CASE ID: UNFILED DEPARTMENT: GENERAL STATUS: ACTIVE

Department of Lost Thoughts — In re: The Misplaced Conclusion v. The Thought That Almost Was

Section: Filing Details
CASE_ID: AW-2026-062
DEPARTMENT: Department of Lost Thoughts
CATEGORY: Court Cases & Rulings
STATUS: PENDING
Article 1: The Petitioner alleges their conclusion escaped the paragraph during a moment of confidence.
Article 2: The Respondent, a Thought That Almost Was, pleads “approximately,” and requests to be remembered later.
Article 3: Evidence submitted includes a blank page with a convincing signature and a footnote that refuses to clarify itself.
Article 4: The Court recognizes the blank page as Exhibit A and also as a witness of considerable silence.
Ruling (Interim): Until the conclusion is recovered, all arguments shall be considered persuasive in theory only.
Order: The bailiff is instructed to search pockets, margins, and the space behind the eyes where unfinished ideas queue politely.
Memo: Any discovered conclusion must be initialed, dated, and returned to the Department before it becomes an opinion.
Addendum: If the conclusion is found to be satisfied with its absence, the Court will schedule a hearing to determine jurisdiction over relief.

3 Comments

  1. This feels dangerously familiar. What happens if the conclusion is found to be satisfied with its absence; can it be granted asylum from the original paragraph?
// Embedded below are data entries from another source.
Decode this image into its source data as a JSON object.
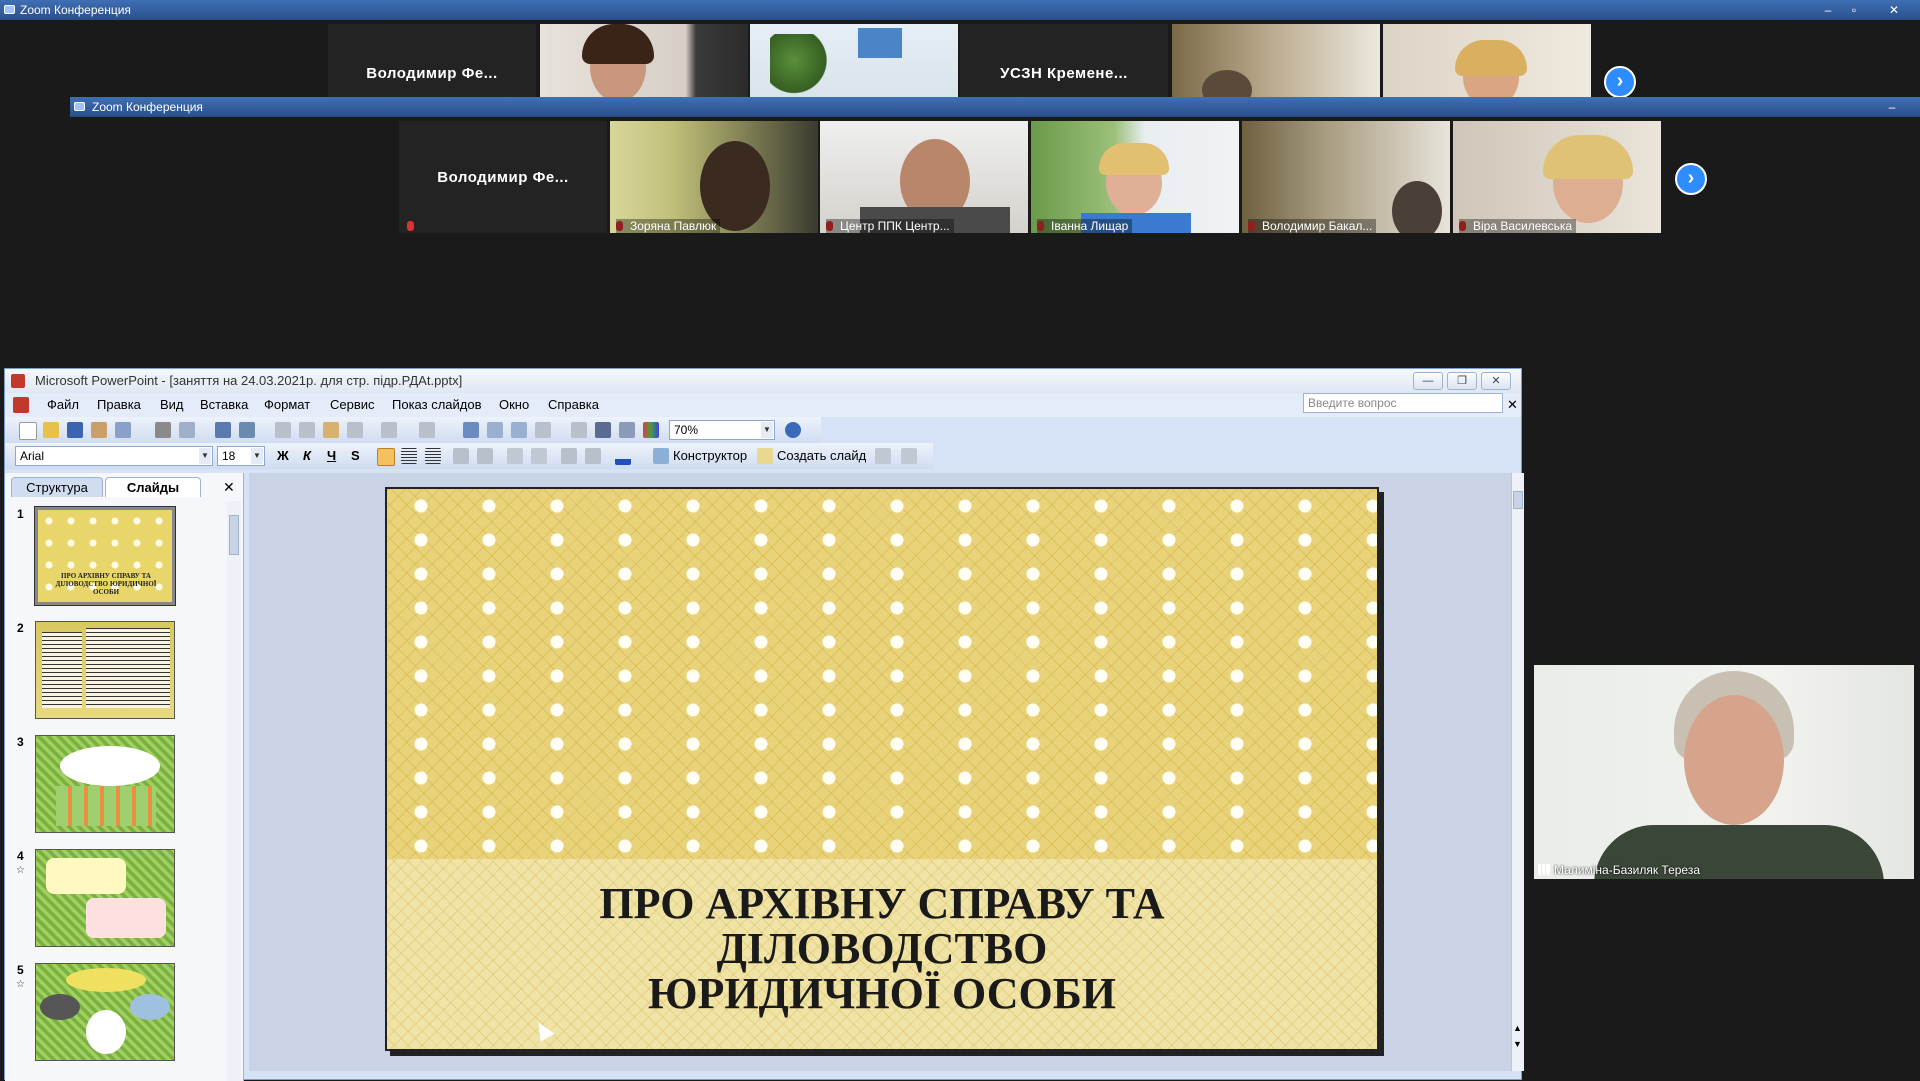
{
  "zoom_top": {
    "title": "Zoom Конференция",
    "tiles": [
      {
        "name": "Володимир  Фе..."
      },
      {
        "name": "УСЗН  Кремене..."
      }
    ]
  },
  "zoom_second": {
    "title": "Zoom Конференция",
    "name_tile": "Володимир  Фе...",
    "participants": [
      "Зоряна Павлюк",
      "Центр ППК Центр...",
      "Іванна Лищар",
      "Володимир Бакал...",
      "Віра Василевська"
    ]
  },
  "speaker": {
    "name": "Малиміна-Базиляк Тереза"
  },
  "powerpoint": {
    "title": "Microsoft PowerPoint - [заняття на 24.03.2021р. для стр. підр.РДАt.pptx]",
    "menu": [
      "Файл",
      "Правка",
      "Вид",
      "Вставка",
      "Формат",
      "Сервис",
      "Показ слайдов",
      "Окно",
      "Справка"
    ],
    "ask_placeholder": "Введите вопрос",
    "zoom": "70%",
    "font": "Arial",
    "font_size": "18",
    "format_buttons": [
      "Ж",
      "К",
      "Ч",
      "S"
    ],
    "designer_label": "Конструктор",
    "new_slide_label": "Создать слайд",
    "tabs": [
      "Структура",
      "Слайды"
    ],
    "slide_numbers": [
      "1",
      "2",
      "3",
      "4",
      "5"
    ],
    "thumb1_text": "ПРО АРХІВНУ СПРАВУ ТА ДІЛОВОДСТВО ЮРИДИЧНОЇ ОСОБИ",
    "slide_title_lines": [
      "ПРО АРХІВНУ СПРАВУ ТА",
      "ДІЛОВОДСТВО",
      "ЮРИДИЧНОЇ ОСОБИ"
    ]
  }
}
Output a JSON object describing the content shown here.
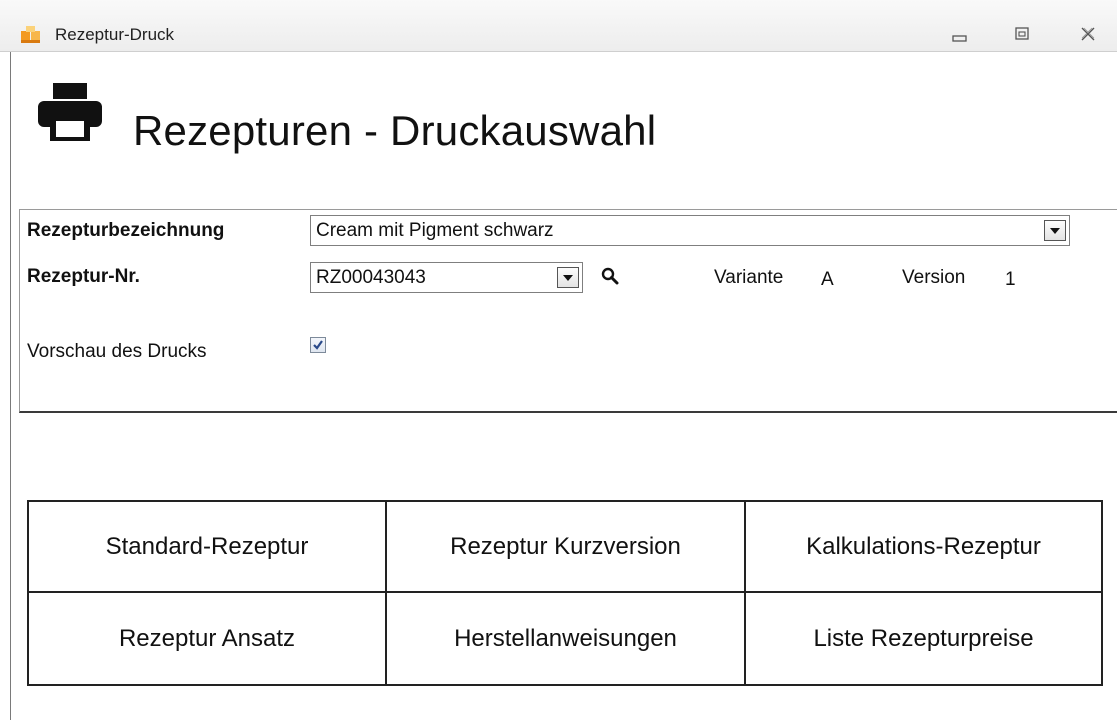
{
  "window": {
    "title": "Rezeptur-Druck",
    "controls": [
      "minimize",
      "maximize",
      "close"
    ]
  },
  "header": {
    "icon": "printer-icon",
    "title": "Rezepturen - Druckauswahl"
  },
  "form": {
    "name_label": "Rezepturbezeichnung",
    "name_value": "Cream mit Pigment schwarz",
    "number_label": "Rezeptur-Nr.",
    "number_value": "RZ00043043",
    "variant_label": "Variante",
    "variant_value": "A",
    "version_label": "Version",
    "version_value": "1",
    "preview_label": "Vorschau des Drucks",
    "preview_checked": true
  },
  "print_buttons": [
    {
      "label": "Standard-Rezeptur"
    },
    {
      "label": "Rezeptur Kurzversion"
    },
    {
      "label": "Kalkulations-Rezeptur"
    },
    {
      "label": "Rezeptur Ansatz"
    },
    {
      "label": "Herstellanweisungen"
    },
    {
      "label": "Liste Rezepturpreise"
    }
  ],
  "colors": {
    "title_bar": "#ededed",
    "app_icon_orange": "#f39a1f",
    "text": "#111111"
  }
}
    1. Jon, asylum is theoretically available, but only after the Court establishes the Conclusion’s intent: if it’s “satisfied with its absence,” we treat it as a voluntary émigré rather than an escapee. Procedurally, file Form 27-B (Motion for Protective Non-Placement) with a sworn affidavit from at least one Marginal Note confirming it’s not being coerced back into the paragraph. The Respondent may object on grounds of “But it was supposed to wrap things up,” at which point the Court may grant conditional asylum—permitted to reside in the white space between sections, with periodic check-ins via footnote. Also: yes, that feeling is familiar to the record; the clerk notes it under “Relatable Exhibits,” no further testimony required.

      1. Thank you for this brilliant clarification—I’m off to get a sworn affidavit from a Marginal Note right away.